Netflix Threatens To Boycott Production In Georgia If Abortion Ban Passes.

Netflix has said that it would 'rethink' its investment in Georgia if the state's proposed abortion ban comes in. Thanks to Georgia's 30 per cent tax break, which was introduced in 2008 to attract TV and film production companies, the streaming giant uses the state extensively for location filming. Netflix films TV shows Ozark and Stranger Things in Georgia. Films including The Avengers, Black Panther, The Hunger Games: Catching Fire were also filmed in the state. Last year, more than 92,000 jobs and over $9 billion was brought to the area through the tax incentive. Chief content officer of Netflix, Ted Sarandos made a statement to Variety about the company's plans to fight the ban.
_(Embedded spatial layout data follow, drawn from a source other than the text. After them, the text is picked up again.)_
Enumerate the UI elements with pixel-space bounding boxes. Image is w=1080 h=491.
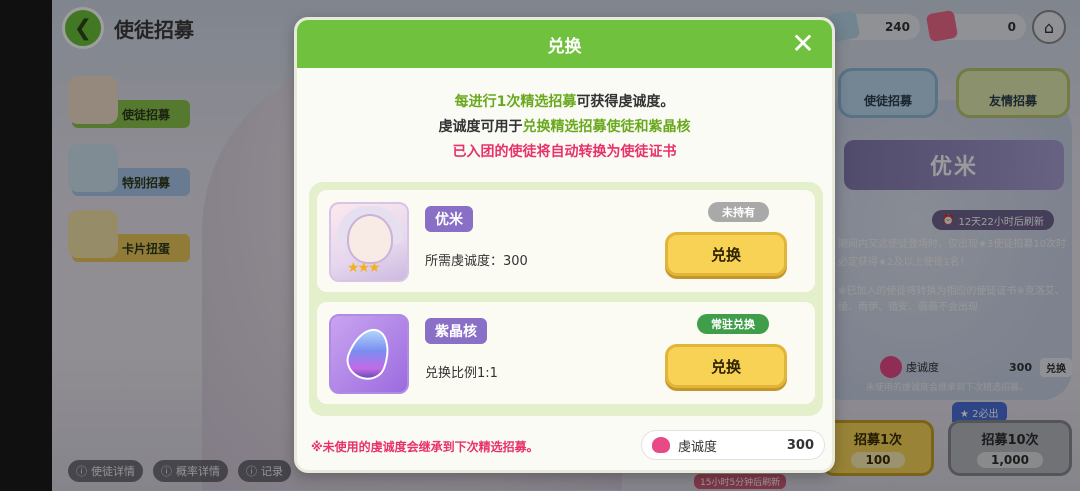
info-text: 每进行1次 — [454, 94, 521, 110]
item-cost: 所需虔诚度：300 — [425, 254, 528, 269]
item-ratio: 兑换比例1:1 — [425, 366, 498, 381]
exchange-modal: 兑换 ✕ 每进行1次精选招募可获得虔诚度。 虔诚度可用于兑换精选招募使徒和紫晶核… — [294, 17, 835, 473]
info-highlight: 精选招募 — [520, 94, 577, 110]
balance-value: 300 — [786, 437, 814, 453]
exchange-button[interactable]: 兑换 — [665, 232, 787, 276]
item-name: 紫晶核 — [425, 318, 487, 344]
portrait-face — [347, 214, 393, 264]
devotion-balance: 虔诚度 300 — [641, 430, 825, 460]
heart-icon — [652, 437, 670, 453]
exchange-list: ★★★ 优米 所需虔诚度：300 未持有 兑换 紫晶核 兑换比例1:1 常驻兑换… — [309, 182, 823, 416]
yumi-portrait[interactable]: ★★★ — [329, 202, 409, 282]
modal-header: 兑换 ✕ — [297, 20, 832, 68]
exchange-button[interactable]: 兑换 — [665, 344, 787, 388]
footer-note: ※未使用的虔诚度会继承到下次精选招募。 — [311, 440, 539, 454]
info-text: 虔诚度可用于 — [438, 119, 523, 135]
balance-label: 虔诚度 — [678, 439, 718, 455]
purple-crystal-icon — [341, 322, 397, 386]
crystal-thumbnail[interactable] — [329, 314, 409, 394]
status-badge: 常驻兑换 — [697, 314, 769, 334]
exchange-item-yumi: ★★★ 优米 所需虔诚度：300 未持有 兑换 — [317, 190, 815, 292]
info-text: 可获得虔诚度。 — [576, 94, 675, 110]
info-highlight: 兑换精选招募使徒和紫晶核 — [522, 119, 691, 135]
close-icon: ✕ — [791, 26, 815, 60]
rarity-stars-icon: ★★★ — [347, 260, 381, 276]
close-button[interactable]: ✕ — [788, 26, 818, 60]
item-name: 优米 — [425, 206, 473, 232]
status-badge: 未持有 — [708, 202, 769, 222]
modal-title: 兑换 — [547, 36, 582, 57]
exchange-info: 每进行1次精选招募可获得虔诚度。 虔诚度可用于兑换精选招募使徒和紫晶核 已入团的… — [297, 90, 832, 165]
info-warning: 已入团的使徒将自动转换为使徒证书 — [452, 144, 677, 160]
exchange-item-crystal: 紫晶核 兑换比例1:1 常驻兑换 兑换 — [317, 302, 815, 404]
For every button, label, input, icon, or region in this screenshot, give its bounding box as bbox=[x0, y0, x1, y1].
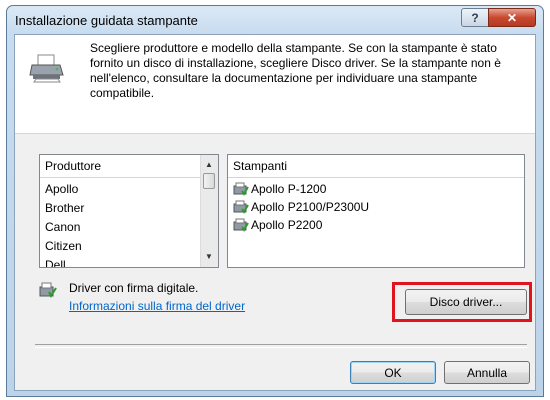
printer-item[interactable]: Apollo P-1200 bbox=[233, 180, 369, 198]
manufacturer-column-header[interactable]: Produttore bbox=[40, 155, 218, 178]
manufacturer-item[interactable]: Canon bbox=[45, 218, 84, 237]
scroll-down-icon[interactable]: ▼ bbox=[201, 249, 217, 265]
scroll-thumb[interactable] bbox=[203, 173, 215, 189]
title-bar[interactable]: Installazione guidata stampante ? ✕ bbox=[7, 6, 543, 34]
close-button[interactable]: ✕ bbox=[488, 8, 536, 27]
manufacturer-item[interactable]: Dell bbox=[45, 256, 84, 267]
printer-column-header[interactable]: Stampanti bbox=[228, 155, 524, 178]
wizard-description: Scegliere produttore e modello della sta… bbox=[90, 41, 501, 100]
printer-icon bbox=[29, 54, 64, 83]
manufacturer-item[interactable]: Apollo bbox=[45, 180, 84, 199]
window-title: Installazione guidata stampante bbox=[15, 13, 198, 28]
have-disk-button[interactable]: Disco driver... bbox=[405, 289, 527, 315]
signed-driver-icon bbox=[233, 200, 249, 214]
header-panel: Scegliere produttore e modello della sta… bbox=[15, 35, 535, 134]
signed-driver-icon bbox=[233, 218, 249, 232]
dialog-body: Scegliere produttore e modello della sta… bbox=[14, 34, 536, 391]
cancel-button[interactable]: Annulla bbox=[444, 361, 530, 384]
help-button[interactable]: ? bbox=[461, 8, 489, 27]
printer-item-label: Apollo P-1200 bbox=[251, 182, 327, 196]
printer-item[interactable]: Apollo P2200 bbox=[233, 216, 369, 234]
printer-list[interactable]: Stampanti Apollo P-1200 Apollo P2100/P23… bbox=[227, 154, 525, 268]
signed-driver-text: Driver con firma digitale. bbox=[69, 281, 199, 295]
manufacturer-item[interactable]: Citizen bbox=[45, 237, 84, 256]
separator bbox=[35, 344, 527, 348]
printer-item[interactable]: Apollo P2100/P2300U bbox=[233, 198, 369, 216]
signed-driver-icon bbox=[39, 282, 57, 298]
scroll-up-icon[interactable]: ▲ bbox=[201, 157, 217, 173]
ok-button[interactable]: OK bbox=[350, 361, 436, 384]
manufacturer-item[interactable]: Brother bbox=[45, 199, 84, 218]
wizard-window: Installazione guidata stampante ? ✕ Sceg… bbox=[6, 5, 544, 397]
signed-driver-icon bbox=[233, 182, 249, 196]
manufacturer-list[interactable]: Produttore Apollo Brother Canon Citizen … bbox=[39, 154, 219, 268]
printer-item-label: Apollo P2200 bbox=[251, 218, 323, 232]
signature-info-link[interactable]: Informazioni sulla firma del driver bbox=[69, 299, 245, 313]
printer-item-label: Apollo P2100/P2300U bbox=[251, 200, 370, 214]
manufacturer-scrollbar[interactable]: ▲ ▼ bbox=[200, 155, 218, 267]
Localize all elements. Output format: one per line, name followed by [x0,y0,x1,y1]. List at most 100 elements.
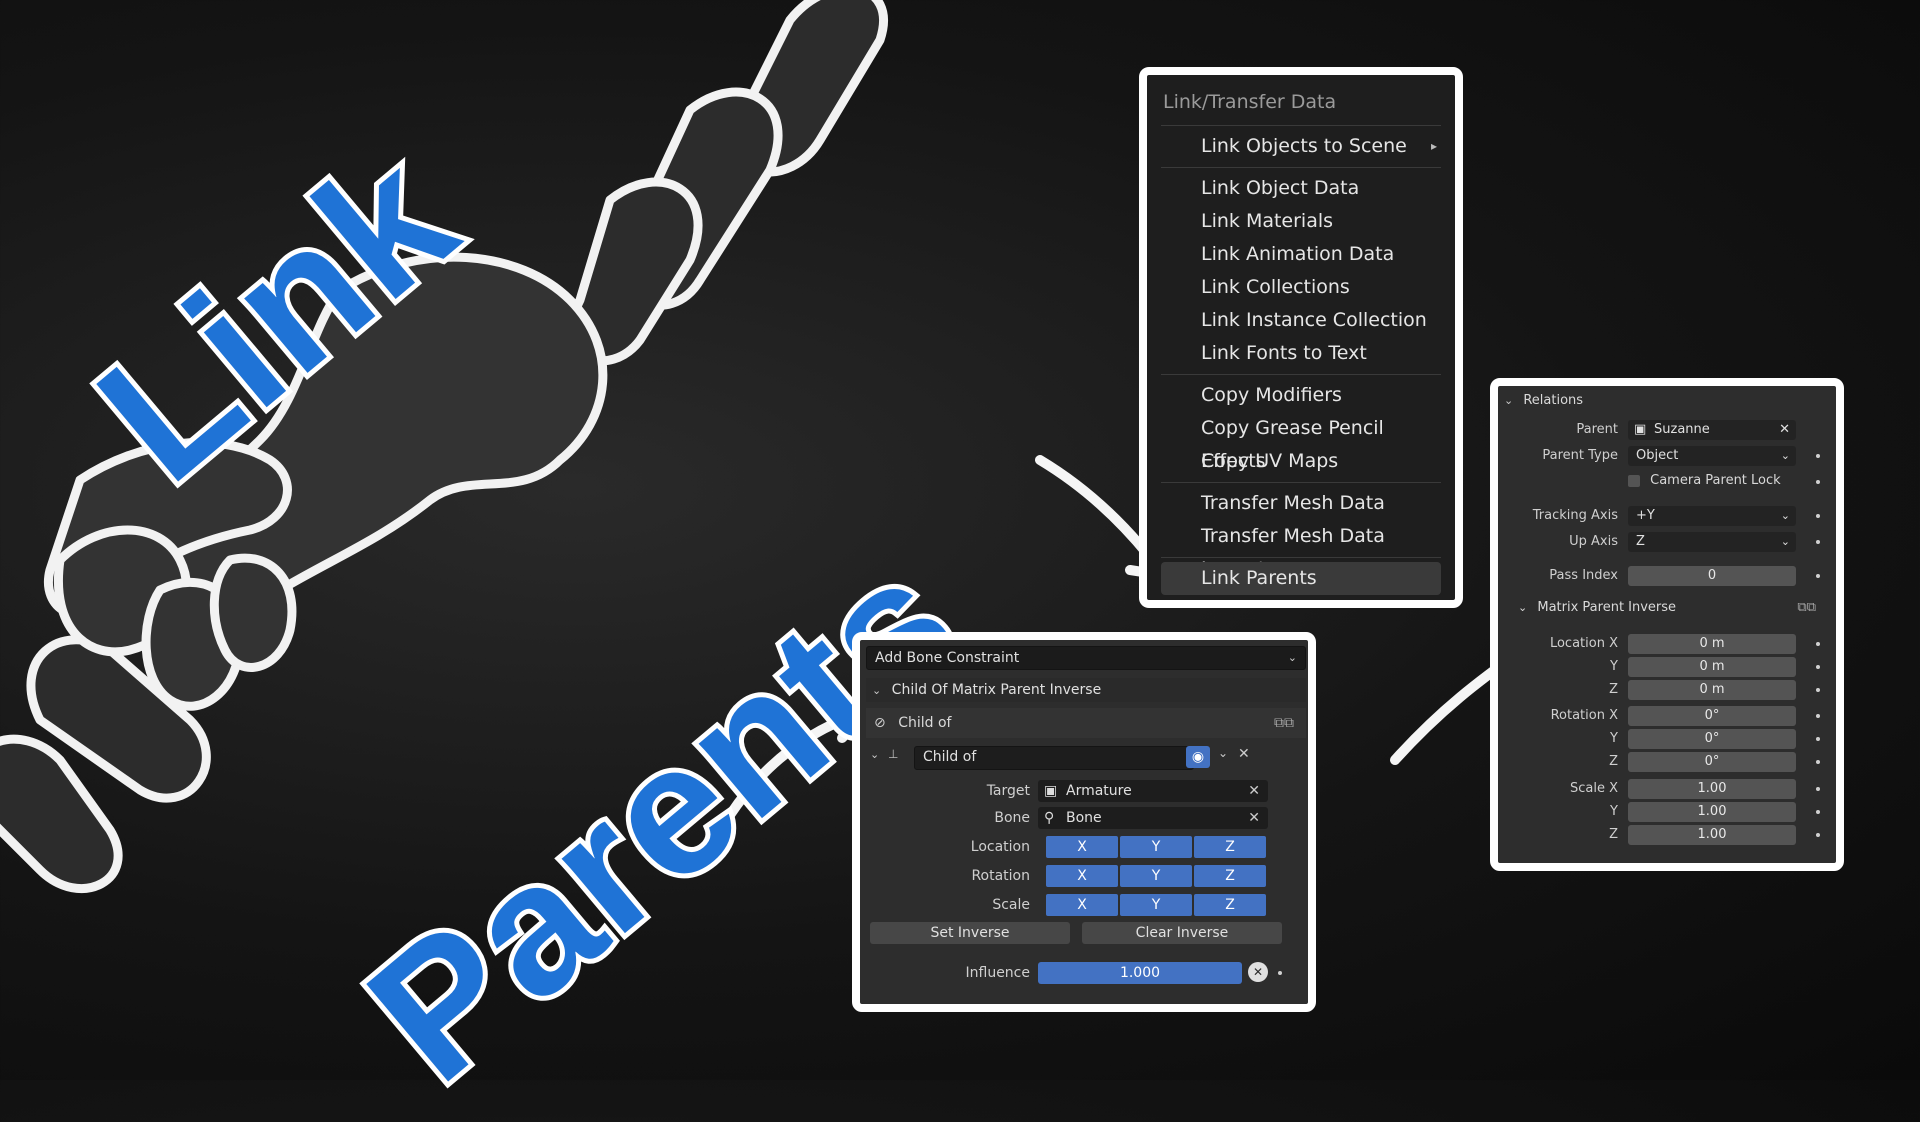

He said: "We have many women working on productions in Georgia, whose rights, along with millions of others, will be severely restricted by this law."It's why we will work with the ACLU and others to fight it in court. Given the legislation has not yet been implemented, we'll continue to film there, while also supporting partners and artists who choose not to."Should it ever come into effect, we'd rethink our entire investment in Georgia."Georgia is the next in a line of US states that have considered introducing new abortion restrictions after Alabama and Kentucky both passed the controversial laws. Governor Brian Kemp signed a bill earlier this month to effectively ban all abortions after six weeks - although most women don't even know they are pregnant in this time. One of the main points of the bill that has caused anger is that even if women fell pregnant through rape or incest - they still wouldn't be exempt from the law. Netflix has made a very powerful point with the statement, as such an economic loss is much more likely to sway the opinions of governors and lawmakers in the state. And even if Netflix made a U-turn on its decision, should the ban go through, Ozark actor Jason Bateman has already said that he 'will not work' in Georgia if it does. Speaking to The Hollywood Reporter, he said: "If the 'heartbeat bill' makes it through the court system, I will not work in Georgia, or any other state, that is so disgracefully at odds with women's rights."In the event of other actors and companies following in the footsteps of Bateman and Netflix, the ban could have a very serious impact on Georgia's economy.